Kontroversi bermula ketika Spotify me-repost video dari TikTok yang merayakan lagu "Driver Licens"e milik Olivia Rodrigo berhasil menduduki posisi nomor satu dalam daftar lagu terhebat di layanan streaming. Spotify bahkan menambahkan komentar, “#1 dan layak.”
Namun, yang luput dari perhatian—atau dianggap diabaikan—adalah fakta bahwa kreator video tersebut menggunakan kemenangan Rodrigo untuk merendahkan Swift.
Dalam video itu, kreator mengklaim bahwa Swift, 36 tahun, bakal kesal karena Rodrigo berada di atasnya dalam daftar tersebut. Ia bahkan melontarkan komentar sarkastik bahwa pelantun "Shake It Off" itu “mengunyah sepotong kayu di suatu tempat.”
Tak berhenti di situ, kreator tersebut juga membandingkan musik keduanya. Meski mengakui Swift dan Rodrigo sama-sama penulis lagu yang catchy, ia menyebut "Shake It Off" sebagai jenis lagu yang lebih buruk.

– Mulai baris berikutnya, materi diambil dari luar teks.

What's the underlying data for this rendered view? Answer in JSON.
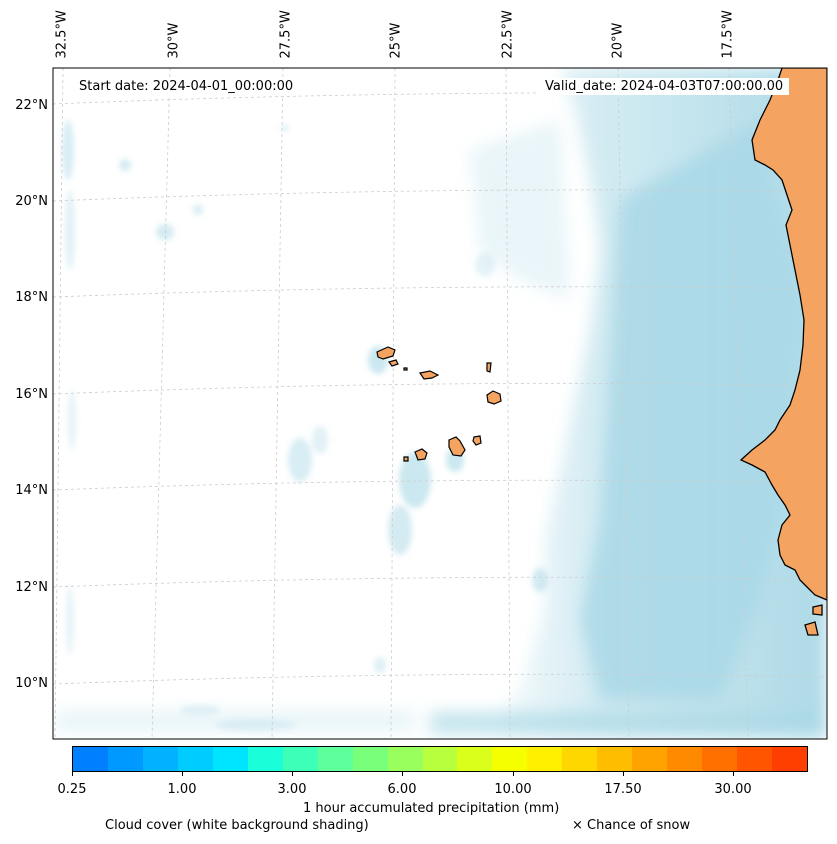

Setelah komentar Spotify muncul, sang kreator justru merayakan hal itu sebagai bentuk validasi dan menyebut tim media sosial Spotify seolah-olah sepakat dengan opininya.
Para Swifties—sebutan untuk penggemar Taylor Swift—langsung bereaksi keras. Mereka mendesak Spotify untuk mencabut komentar tersebut dan menyampaikan permintaan maaf secara terbuka karena dianggap menyebarkan narasi tidak sopan dan misoginis terhadap sang bintang.
Seorang pengguna di platform X menulis, “Apakah pesan dalam video itu—yang mengejek Taylor Swift dan menyebarkan misinformasi—benar-benar layak untuk kalian repost? Apakah itu yang perusahaan ini setujui? @Spotify benar-benar menjijikkan.” Pengguna lain menambahkan, “Perbaiki ini.”
Di tengah gelombang protes, Spotify akhirnya menghapus komentar dan unggahan ulang tersebut. Meski begitu, kekecewaan para penggemar Swift masih belum mereda.